Des changements positifs ont été affirmés par les rapports d’évaluation du plan d’action de la mise en œuvre de la résolution 1325 sur la Femme, la paix, la sécurité, qui a relevé que les femmes ont pris conscience du rôle important qu’elles jouent dans le processus de consolidation de la paix en RCA. Mais la situation réelle de leur participation est encore faible au niveau décisionnel, affirme Lina Ekomo.
«Il y a un problème de volonté politique, car le gouvernement ne prévoit pas dans son plan d’investissement des financements pour la promotion du genre de manière spécifique. Nous sommes dans un pays qui a connu plus de deux décennies de crises ayant complètement détruit le tissu économique mais il n’existe aucun programme d’envergure pour l'autonomisation afin de permettre aux femmes de reconstituer leur capital économique. Il faut repenser la stratégie de promotion du genre».
Selon la présidente du Réseau pour le leadership de la Femme en Centrafrique, la RСA a connu un recul net et toutes les statistiques le confirment: la participation politique des femmes, de plus 30% avant 2016, a chuté à 15% en RCA. Ainsi, à l’Assemblée nationale, il y a 140 parlementaires, dont seulement 8 femmes.

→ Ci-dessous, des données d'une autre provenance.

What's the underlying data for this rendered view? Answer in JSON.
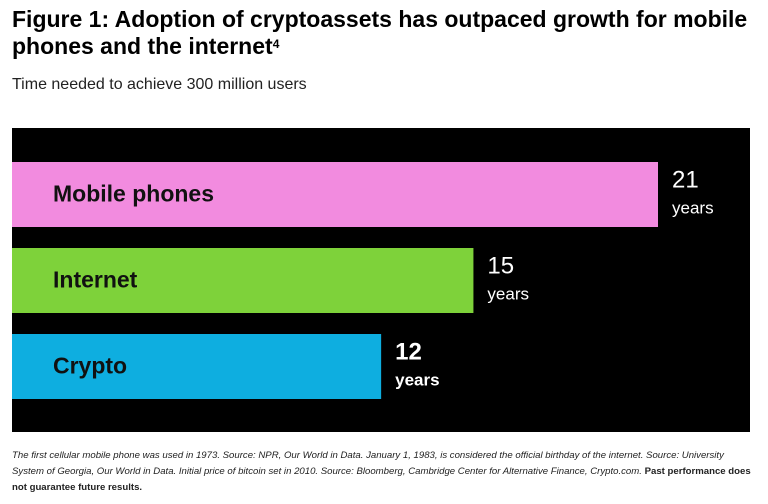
{
  "chart_data": {
    "type": "hbar",
    "title": "Figure 1: Adoption of cryptoassets has outpaced growth for mobile phones and the internet",
    "title_footnote": "4",
    "subtitle": "Time needed to achieve 300 million users",
    "categories": [
      "Mobile phones",
      "Internet",
      "Crypto"
    ],
    "values": [
      21,
      15,
      12
    ],
    "value_unit": "years",
    "colors": [
      "#f28bdf",
      "#7ed23a",
      "#0eaee0"
    ],
    "background": "#000000",
    "footnote": "The first cellular mobile phone was used in 1973. Source: NPR, Our World in Data. January 1, 1983, is considered the official birthday of the internet. Source: University System of Georgia, Our World in Data. Initial price of bitcoin set in 2010. Source: Bloomberg, Cambridge Center for Alternative Finance, Crypto.com.",
    "footnote_bold": "Past performance does not guarantee future results."
  }
}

Les jeunes filles ont «un avenir incertain»
Les femmes centrafricaines représentent 50% de la population, et quand on va dans les institutions d’éducation on les voit faire les mêmes études que les hommes mais quand il s’agit de la distribution des postes, la priorité est accordée aux hommes. La majorité des femmes centrafricaines vivent dans une pauvreté extrême, notamment dans l'arrière-pays où le taux de violence basé sur le genre est très élevé.
«Les jeunes filles aujourd’hui ont un avenir incertain car elles sont victimes de viols, d’agressions sexuelles et il n’y a pas de programmes d’assistances psycho-sociale pour cette catégorie de population qui vit dans le traumatisme permanent.»
«Il va falloir investir dans la dynamique des femmes»
Il va falloir investir dans la dynamique des femmes de la République centrafricaine si nous voulons que la paix soit durable, estime Lina Ekimo. La RCA pourrait avoir une économie émergente; pour cela il faudrait avoir un plus grand nombre de femmes qui deviennent des entrepreneurs, afin qu’elles puissent apporter un changement économique au pays.
«Lorsque j’aurai la satisfaction de voir un plus grand nombre de femmes dans les sphères de prise de décisions, à ce moment-là je pourrais avoir l’ambition d’aller rejoindre la politique. Je crois que la transformation est possible comme au Rwanda ou en Afrique du Sud qui sont devenus des pays émergents, parce que les femmes y jouent un rôle important au niveau politique. La RCA a tant souffert, j’espère qu’elle pourra devenir un pays émergent, surtout que le pays dispose des ressources naturelles qui peuvent faire vraiment son développement.»